The strengths of this study include population-based data automatically obtained from primary care EHR. Several studies have used the Catalan EHR to do useful research in real-world conditions and for the surveillance of different diseases [9, 24]. Our database covers over 75% of the population of Catalonia, allowing us to detect general and local excesses and lack of pneumonia. It’s also a quick and low cost method to integrate in the current information systems of any region using EHR. In addition, we have tested our method in a non-COVID-19 affected season (2018-2019) and we didn’t find any unusual pattern, strengthening our subsequent findings. Finally, this study presents for the first time an analysis of trends of expected pneumonia during two waves of COVID-19 epidemic. The consistency of our results is reaffirmed by the reproducibility during the second wave and the similarity with excess mortality figures [18], suggesting that an increase of pneumonia could be an alert of COVID-19 outbreak and future mortality.

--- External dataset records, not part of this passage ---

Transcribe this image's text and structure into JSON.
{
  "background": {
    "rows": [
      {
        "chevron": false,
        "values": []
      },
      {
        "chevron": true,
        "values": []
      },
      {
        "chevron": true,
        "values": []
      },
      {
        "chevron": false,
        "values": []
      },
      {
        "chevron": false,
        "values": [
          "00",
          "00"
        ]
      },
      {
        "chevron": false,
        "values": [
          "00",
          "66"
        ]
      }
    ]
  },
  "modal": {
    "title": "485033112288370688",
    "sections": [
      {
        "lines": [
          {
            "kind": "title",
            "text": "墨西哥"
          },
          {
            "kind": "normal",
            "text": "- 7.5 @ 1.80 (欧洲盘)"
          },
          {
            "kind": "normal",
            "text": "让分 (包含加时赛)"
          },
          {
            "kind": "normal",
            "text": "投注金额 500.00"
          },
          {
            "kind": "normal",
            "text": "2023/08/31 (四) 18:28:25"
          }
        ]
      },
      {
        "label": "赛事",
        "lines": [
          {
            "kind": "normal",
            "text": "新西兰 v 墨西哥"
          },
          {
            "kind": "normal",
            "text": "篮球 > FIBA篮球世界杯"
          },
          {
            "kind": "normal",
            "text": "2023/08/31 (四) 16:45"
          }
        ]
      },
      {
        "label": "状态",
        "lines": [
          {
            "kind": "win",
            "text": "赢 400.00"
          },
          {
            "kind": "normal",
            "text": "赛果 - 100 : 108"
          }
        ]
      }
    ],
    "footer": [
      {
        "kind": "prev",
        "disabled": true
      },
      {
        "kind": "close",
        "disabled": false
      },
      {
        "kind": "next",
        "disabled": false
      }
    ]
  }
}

In conclusion, monitoring clinical diagnoses of pneumonia and its comparison with what is expected could help interpreting the epidemiological situation. This surveillance system based on routinely collected data from the EHR could be used as an early and a low cost warning system, allowing to advance public health response independently of the capacity to test. In addition, more studies are needed to understand the causes of the reduction of pneumonias in children during COVID-19 epidemic.
Data Availability
All data and analytical code are provided at https://github.com/ErmengolComa/pneumonia.git
Conflict of interest
None declared.
Funding statement
This research received no specific grant from any funding agency in the public, commercial or not-for-profit sectors.
Authors’ contributions
All authors contributed to the design of the study, the interpretation of the results, and reviewed the manuscript. EC, FF and NM had access to the data, performed the statistical analysis and acted as guarantors. EC, LM, CG, MB and NM wrote the first draft of the manuscript. All authors critically revised the manuscript. The corresponding author attests that all listed authors meet authorship criteria and that no others meeting the criteria have been omitted.
Acknowledgments
The authors of this paper would like to thank all primary care professionals in Catalonia for their work and resilience providing care to the catalan population during these difficult times. We also would like to acknowledge the efforts of all members of the SISAP team during the last months.